Who Are the New Leaders? Meet William Barber
Raleigh, NC – When people decry the perilous state of American Democracy and declare the urgent need for reforms, they often ask plaintively, ”But where are the leaders going to come from? Where is our new Abraham Lincoln? Where is the new Martin Luther King?”
People forget that Abe Lincoln and MLK did not suddenly blossom full-blown at the peak of their power and influence, as we now remember them. Lincoln matured over the years as a thoughtful young attorney in Springfield, Illinois, and he lost his race for the U.S. Senate in 1858. Martin Luther King Jr. first emerged during the Montgomery bus boycott in 1955, eight years before his famous “I Have a Dream” speech in August 1963.
So history teaches us that if we want to discover new civic leaders, we must look for them at the grass roots. Their names are generally unfamiliar because in this age of mass communications, they’re rarely given much coverage by the the national media.
However, as a reporter who travels the states, I have met daring, dynamic and dedicated activist leaders practically everywhere. Usually, they’re political amateurs who have joined the battle to win back our democracy because they are fed up with Washington and angry at how billionaire and corporate money is corrupting our politics and how politicians are rigging elections to keep themselves in power.
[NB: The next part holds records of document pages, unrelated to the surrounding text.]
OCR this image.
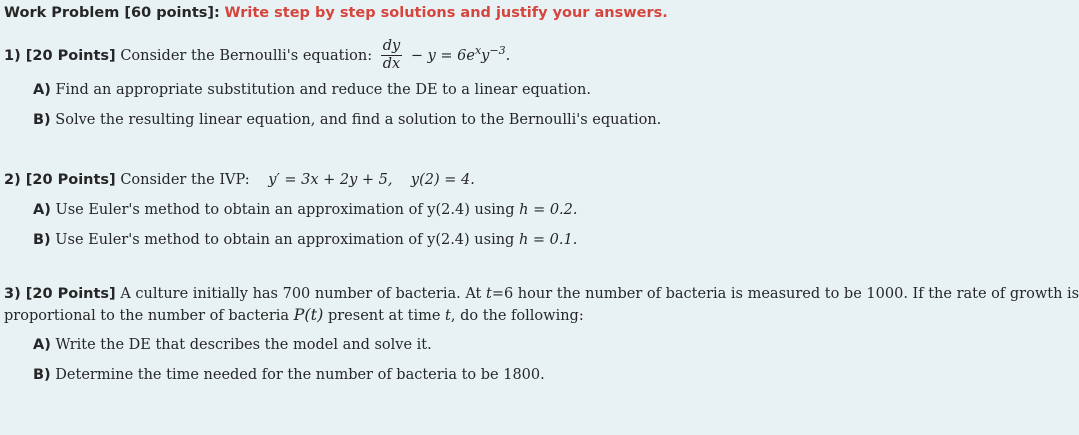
Work Problem [60 points]: Write step by step solutions and justify your answers.
1) [20 Points] Consider the Bernoulli's equation: $\frac{dy}{dx} - y = 6e^xy^{-3}$.
A) Find an appropriate substitution and reduce the DE to a linear equation.
B) Solve the resulting linear equation, and find a solution to the Bernoulli's equation.
2) [20 Points] Consider the IVP: y′ = 3x + 2y + 5,    y(2) = 4.
A) Use Euler's method to obtain an approximation of y(2.4) using h = 0.2.
B) Use Euler's method to obtain an approximation of y(2.4) using h = 0.1.
3) [20 Points] A culture initially has 700 number of bacteria. At t=6 hour the number of bacteria is measured to be 1000. If the rate of growth is
proportional to the number of bacteria P(t) present at time t, do the following:
A) Write the DE that describes the model and solve it.
B) Determine the time needed for the number of bacteria to be 1800.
Barber and the Power of Moral Monday
See a video profile of Rev. Barber in action
One of the most potent, outspoken champions of We the People is the Reverend William Barber, pastor of Greenleaf Christian Church in Goldsboro, North Carolina. Barber is an activist preacher in the mold of Martin Luther King Jr. Like Dr. King, Barber employs peaceful protest and civil disobedience as techniques for challenging unfairness in both our politics and our economic system.
Like King, Barber is a riveting speaker, an uncompromising fighter for voting rights and a formidable civic force to be reckoned with. He is the driving engine of a grass roots movement that has already won important victories in his home state of North Carolina, and now he’s launching a broader movement to fight against poverty across the country.
“If you’re going to fix this system, you have to have a movement strategy that shifts the consciousness of the country,” Barber declares, echoing King’s philosophy in the battle for civil and voting rights in the 1960s.
Moral Monday is Barber’s movement. It’s a racially diverse coalition of 93 civic advocacy groups that has rebelled against North Carolina’s racial gerrymandering and restrictive voter photo ID bill. With the state legislature meeting on Mondays, Barber started organizing Monday protests at the capitol. From a handful of kindred souls, he built Moral Mondays into mass demonstrations drawing 10,000, 25,000 even 80,000 people into huge protests against lawmakers enacting what Moral Monday saw as laws that were unfair to minorities, the poor and the working middle class.
Fixing American Democracy from the Bottom Up
Barber has now set his sights well beyond the borders of his home state. But his target is not Washington; it is other states. For Barber believes that if we are going to fix American democracy, change has to come from the bottom up, state by state.
“What I believe is that you surely can’t fix the federal without fixing the state,” Barber says. “I don’t know of any time where movements began in DC. Movements began in Montgomery, Birmingham, Greensboro. It’s like the roots of a tree. What I believe is what Dr. King said when he had the March on Washington. At the end of the day he didn’t say, ‘Come back to DC.’ He said, ‘Go back to Alabama.”
Following the same path of Martin Luther King when his life was cut short in Memphis, Tennessee, Rev. Barber is pressing economic fairness as well as political fairness. He has launched on a Poor People’s Crusade in 25 states, mobilizing support to move a nation, state by state, community by community.